4. Update predictions: After each tree is built, update the model's predictions by adding the tree's output, scaled by the learning rate to control how much it adjusts the predictions.

5. Repeat: This process is repeated for a set number of trees, with each tree improving the model's predictions.

6. Evaluate on the test set: After the model is trained on the training set, apply it to the test set to generate predictions.

6. Final prediction: This is obtained by applying the sigmoid function to the cumulative log-odds of all tree predictions.

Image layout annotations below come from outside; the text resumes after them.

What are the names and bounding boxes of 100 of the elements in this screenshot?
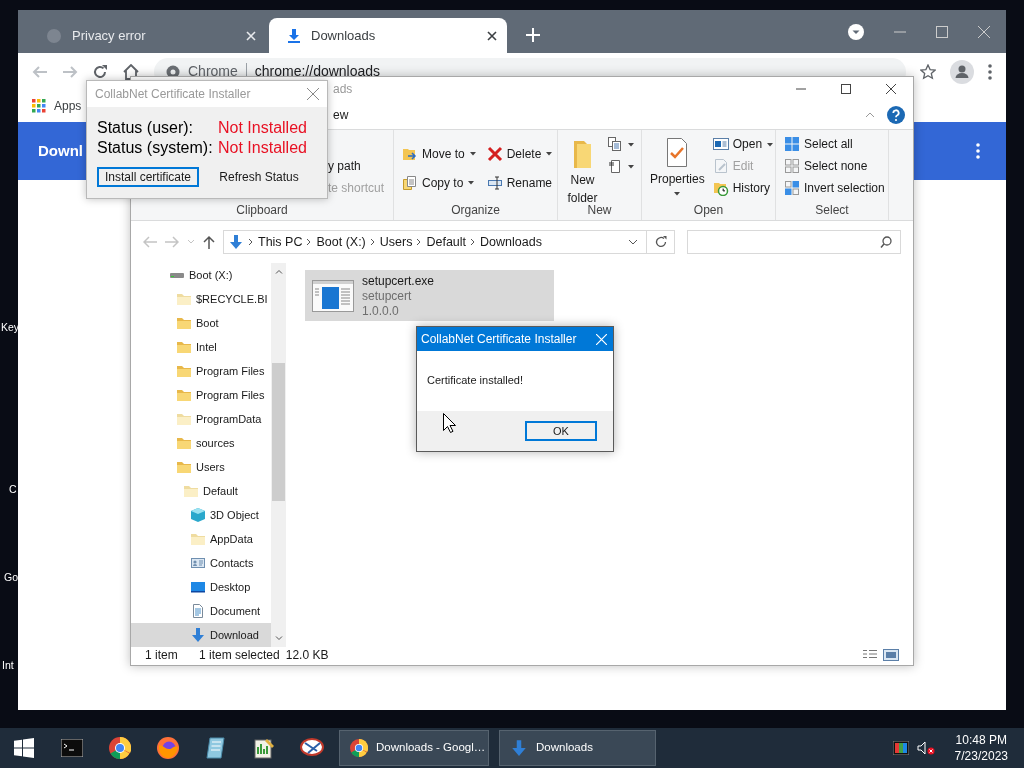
- ribbon-button[interactable]: Select none: [784, 155, 885, 177]
- ribbon-button[interactable]: y path: [328, 155, 385, 177]
- tree-item[interactable]: Program Files: [131, 359, 271, 383]
- help-icon[interactable]: [887, 106, 905, 124]
- tab-search-icon[interactable]: [848, 23, 864, 40]
- tree-item[interactable]: $RECYCLE.BI: [131, 287, 271, 311]
- ribbon-group-label: Open: [692, 202, 725, 219]
- breadcrumb[interactable]: Default: [426, 232, 467, 252]
- refresh-button[interactable]: [647, 230, 675, 254]
- speaker-muted-icon[interactable]: [916, 741, 935, 755]
- ribbon-button[interactable]: Properties: [650, 133, 705, 200]
- desktop-icon: [190, 579, 206, 595]
- ribbon-button[interactable]: Invert selection: [784, 177, 885, 199]
- breadcrumb[interactable]: Users: [379, 232, 413, 252]
- caret-icon: [673, 190, 682, 197]
- ribbon-button[interactable]: History: [712, 177, 775, 199]
- folder-icon: [190, 531, 206, 547]
- bookmark-link[interactable]: Apps: [32, 97, 82, 115]
- ribbon-tab[interactable]: ew: [333, 106, 349, 124]
- desktop-icon-label[interactable]: Int: [2, 660, 14, 671]
- desktop-icon-label[interactable]: C: [9, 484, 17, 495]
- chevron-icon: [369, 238, 376, 246]
- caret-icon: [545, 150, 554, 157]
- more-options-icon[interactable]: [976, 143, 980, 159]
- profile-avatar-icon[interactable]: [950, 59, 974, 84]
- ribbon-button[interactable]: Rename: [486, 168, 554, 197]
- dialog-title: CollabNet Certificate Installer: [421, 331, 577, 348]
- new-item-icon: [607, 136, 623, 152]
- folder-icon: [176, 315, 192, 331]
- page-title: Downl: [38, 140, 83, 161]
- taskbar-button[interactable]: Downloads - Googl…: [339, 730, 489, 766]
- folder-icon: [176, 387, 192, 403]
- fox-globe-icon[interactable]: [157, 737, 179, 759]
- tree-item[interactable]: Default: [131, 479, 271, 503]
- terminal-icon[interactable]: [61, 739, 83, 757]
- ribbon-button[interactable]: Open: [712, 133, 775, 155]
- ribbon-group-label: Clipboard: [235, 202, 289, 219]
- download-arrow-icon: [190, 627, 206, 643]
- cube-icon: [190, 507, 206, 523]
- tree-item[interactable]: 3D Object: [131, 503, 271, 527]
- tree-item[interactable]: Boot: [131, 311, 271, 335]
- dropdown-icon[interactable]: [628, 239, 638, 245]
- menu-icon[interactable]: [988, 63, 992, 80]
- tree-item[interactable]: Intel: [131, 335, 271, 359]
- dialog-button[interactable]: Refresh Status: [208, 167, 310, 187]
- close-icon[interactable]: [487, 30, 497, 41]
- taskbar-button[interactable]: Downloads: [499, 730, 656, 766]
- tree-item[interactable]: AppData: [131, 527, 271, 551]
- breadcrumb[interactable]: This PC: [258, 232, 303, 252]
- folder-icon: [183, 483, 199, 499]
- tree-item[interactable]: Document: [131, 599, 271, 623]
- ribbon-button[interactable]: New folder: [566, 133, 599, 200]
- ribbon-button[interactable]: Select all: [784, 133, 885, 155]
- display-color-icon[interactable]: [892, 741, 909, 755]
- details-view-icon[interactable]: [863, 648, 877, 661]
- search-icon: [880, 236, 892, 248]
- tree-item[interactable]: Users: [131, 455, 271, 479]
- browser-tab[interactable]: Downloads: [269, 18, 507, 53]
- breadcrumb[interactable]: Downloads: [480, 232, 542, 252]
- chart-notepad-icon[interactable]: [253, 737, 275, 759]
- breadcrumb[interactable]: Boot (X:): [316, 232, 366, 252]
- select-all-icon: [784, 136, 800, 152]
- ribbon-button[interactable]: Move to: [402, 139, 477, 168]
- chrome-icon[interactable]: [109, 737, 131, 759]
- large-icons-view-icon[interactable]: [883, 648, 899, 661]
- start-icon[interactable]: [14, 738, 34, 758]
- bookmark-star-icon[interactable]: [920, 63, 936, 80]
- tree-item[interactable]: Contacts: [131, 551, 271, 575]
- desktop-icon-label[interactable]: Key: [1, 322, 20, 333]
- search-field[interactable]: [687, 230, 901, 254]
- file-item[interactable]: setupcert.exe setupcert 1.0.0.0: [305, 270, 554, 321]
- address-field[interactable]: This PC Boot (X:) Users Default Downloads: [223, 230, 647, 254]
- tree-item[interactable]: Program Files: [131, 383, 271, 407]
- reload-button[interactable]: [92, 63, 108, 80]
- new-tab-icon[interactable]: [526, 28, 540, 42]
- ok-button[interactable]: OK: [525, 421, 597, 441]
- status-text: 1 item selected: [199, 646, 280, 664]
- ribbon-button[interactable]: Copy to: [402, 168, 477, 197]
- tree-item[interactable]: Boot (X:): [131, 263, 271, 287]
- chevron-icon: [248, 238, 254, 246]
- ribbon-group-label: Select: [814, 202, 850, 219]
- tool-icon[interactable]: [300, 737, 324, 759]
- maximize-icon[interactable]: [840, 84, 851, 94]
- ribbon-button[interactable]: Delete: [486, 139, 554, 168]
- file-name: setupcert.exe: [362, 274, 435, 289]
- desktop-icon-label[interactable]: Go: [4, 572, 18, 583]
- browser-tab[interactable]: Privacy error: [28, 18, 266, 53]
- tree-item[interactable]: ProgramData: [131, 407, 271, 431]
- dialog-button[interactable]: Install certificate: [97, 167, 199, 187]
- up-button[interactable]: [203, 235, 215, 249]
- notebook-icon[interactable]: [205, 737, 227, 759]
- close-icon[interactable]: [885, 84, 896, 94]
- tree-item[interactable]: sources: [131, 431, 271, 455]
- scrollbar-thumb[interactable]: [272, 363, 285, 501]
- mouse-pointer-icon: [443, 413, 456, 433]
- ribbon-group-label: New: [586, 202, 613, 219]
- collapse-ribbon-icon[interactable]: [865, 112, 875, 118]
- caret-icon: [766, 140, 775, 148]
- tree-item[interactable]: Download: [131, 623, 271, 647]
- tree-item[interactable]: Desktop: [131, 575, 271, 599]
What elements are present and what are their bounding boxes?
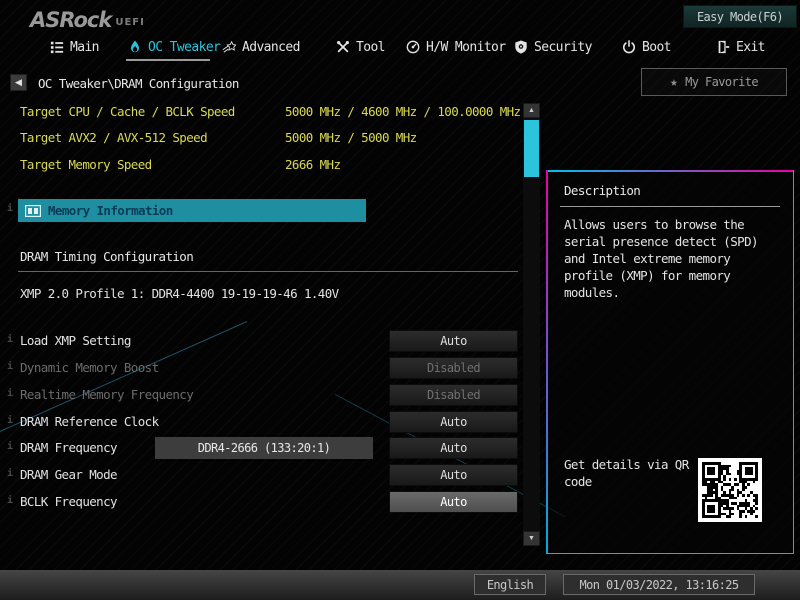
info-row-value: 2666 MHz — [285, 157, 341, 172]
setting-row-dynamic-memory-boost: i Dynamic Memory Boost Disabled — [0, 357, 520, 379]
memory-information-item[interactable]: Memory Information — [18, 199, 366, 222]
info-marker-icon: i — [7, 495, 13, 506]
language-button[interactable]: English — [474, 574, 546, 595]
breadcrumb: OC Tweaker\DRAM Configuration — [38, 76, 239, 91]
shooting-star-icon — [222, 40, 236, 53]
info-marker-icon: i — [7, 361, 13, 372]
setting-value-button[interactable]: Auto — [389, 411, 518, 433]
setting-label: Dynamic Memory Boost — [20, 360, 159, 375]
active-tab-underline — [126, 59, 210, 61]
tab-label: Security — [534, 39, 592, 55]
setting-label: Realtime Memory Frequency — [20, 387, 194, 402]
info-marker-icon: i — [7, 468, 13, 479]
info-row-label: Target CPU / Cache / BCLK Speed — [20, 104, 235, 119]
flame-icon — [131, 40, 139, 53]
tab-oc-tweaker[interactable]: OC Tweaker — [128, 36, 221, 58]
scroll-down-button[interactable]: ▼ — [523, 531, 540, 546]
info-marker-icon: i — [7, 388, 13, 399]
panel-gradient-border — [546, 170, 793, 172]
my-favorite-button[interactable]: ★ My Favorite — [641, 68, 787, 96]
gauge-icon — [406, 40, 420, 54]
setting-label: BCLK Frequency — [20, 494, 118, 509]
info-marker-icon: i — [7, 203, 13, 214]
qr-label: Get details via QR code — [564, 457, 689, 489]
tab-tool[interactable]: Tool — [336, 36, 386, 58]
setting-value-button[interactable]: Auto — [389, 330, 518, 352]
info-row-value: 5000 MHz / 4600 MHz / 100.0000 MHz — [285, 104, 521, 119]
section-title: DRAM Timing Configuration — [20, 249, 194, 264]
description-body: Allows users to browse the serial presen… — [564, 217, 759, 300]
logo-uefi-text: UEFI — [115, 17, 145, 28]
description-panel: Description Allows users to browse the s… — [546, 170, 794, 554]
tab-advanced[interactable]: Advanced — [222, 36, 300, 58]
setting-row-dram-reference-clock: i DRAM Reference Clock Auto — [0, 411, 520, 433]
datetime-display: Mon 01/03/2022, 13:16:25 — [563, 574, 755, 595]
setting-label: Load XMP Setting — [20, 333, 131, 348]
tab-label: OC Tweaker — [148, 39, 221, 55]
description-divider — [560, 206, 780, 207]
info-marker-icon: i — [7, 415, 13, 426]
setting-value-button[interactable]: Auto — [389, 491, 518, 513]
tab-main[interactable]: Main — [50, 36, 100, 58]
description-title: Description — [564, 183, 641, 198]
setting-value-button: Disabled — [389, 357, 518, 379]
tab-label: Exit — [736, 39, 766, 55]
setting-row-bclk-frequency: i BCLK Frequency Auto — [0, 491, 520, 513]
setting-value-button[interactable]: Auto — [389, 437, 518, 459]
qr-code — [698, 458, 762, 522]
memory-information-label: Memory Information — [48, 203, 173, 218]
scroll-up-button[interactable]: ▲ — [523, 103, 540, 118]
info-marker-icon: i — [7, 334, 13, 345]
info-row-label: Target AVX2 / AVX-512 Speed — [20, 130, 208, 145]
scrollbar[interactable]: ▲ ▼ — [523, 103, 540, 546]
list-icon — [50, 41, 64, 54]
panel-gradient-border — [546, 170, 548, 553]
scrollbar-thumb[interactable] — [524, 120, 539, 177]
star-icon: ★ — [669, 74, 678, 90]
logo-text: ASRock — [30, 8, 112, 32]
my-favorite-label: My Favorite — [685, 75, 759, 89]
setting-value-button: Disabled — [389, 384, 518, 406]
tab-label: Main — [70, 39, 100, 55]
dimm-icon — [25, 204, 41, 217]
info-row-value: 5000 MHz / 5000 MHz — [285, 130, 417, 145]
setting-row-load-xmp: i Load XMP Setting Auto — [0, 330, 520, 352]
info-marker-icon: i — [7, 441, 13, 452]
setting-label: DRAM Reference Clock — [20, 414, 159, 429]
setting-value-button[interactable]: Auto — [389, 464, 518, 486]
uefi-screen: ASRock UEFI Easy Mode(F6) Main OC Tweaker… — [0, 0, 800, 600]
tab-label: Boot — [642, 39, 672, 55]
setting-row-dram-frequency: i DRAM Frequency DDR4-2666 (133:20:1) Au… — [0, 437, 520, 459]
easy-mode-button[interactable]: Easy Mode(F6) — [683, 5, 797, 28]
asrock-logo: ASRock UEFI — [30, 8, 145, 32]
setting-row-dram-gear-mode: i DRAM Gear Mode Auto — [0, 464, 520, 486]
tab-exit[interactable]: Exit — [716, 36, 766, 58]
tab-label: Tool — [356, 39, 386, 55]
tab-security[interactable]: Security — [514, 36, 592, 58]
tab-label: Advanced — [242, 39, 300, 55]
tab-hw-monitor[interactable]: H/W Monitor — [406, 36, 506, 58]
dram-frequency-readout: DDR4-2666 (133:20:1) — [155, 437, 373, 459]
xmp-profile-text: XMP 2.0 Profile 1: DDR4-4400 19-19-19-46… — [20, 286, 339, 301]
tab-label: H/W Monitor — [426, 39, 506, 55]
shield-icon — [515, 40, 527, 54]
power-icon — [623, 40, 635, 54]
section-divider — [18, 271, 518, 272]
setting-label: DRAM Gear Mode — [20, 467, 118, 482]
tab-boot[interactable]: Boot — [622, 36, 672, 58]
exit-door-icon — [718, 40, 730, 54]
footer-bar: English Mon 01/03/2022, 13:16:25 — [0, 570, 800, 600]
wrench-icon — [337, 41, 349, 53]
back-button[interactable]: ◀ — [10, 74, 27, 91]
info-row-label: Target Memory Speed — [20, 157, 152, 172]
setting-row-realtime-memory-frequency: i Realtime Memory Frequency Disabled — [0, 384, 520, 406]
setting-label: DRAM Frequency — [20, 440, 118, 455]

**DIFFERENCE FROM RANDOM FORESTS**

In Random Forests, many decision trees are built independently. Each tree is trained on a random subset of the data. Once all the trees are built, the final prediction is made by averaging the results (for regression) or voting on the most common prediction (for classification).

In contrast, Gradient Boosting builds trees sequentially, or one after another. Each tree tries to fix the mistakes made by the previous tree. The idea is that each new tree focuses on improving the model by correcting the errors of the previous trees. This makes Gradient Boosting's computational speed slower because trees are built sequentially, with each tree depending on the residuals of the previous tree. However, it performs better in scenarios where high accuracy is needed.

Therefore, while gradient boosting builds each new model sequentially to reduce errors, random forests focus on training an ensemble of models independently or averages across a number of independent trees.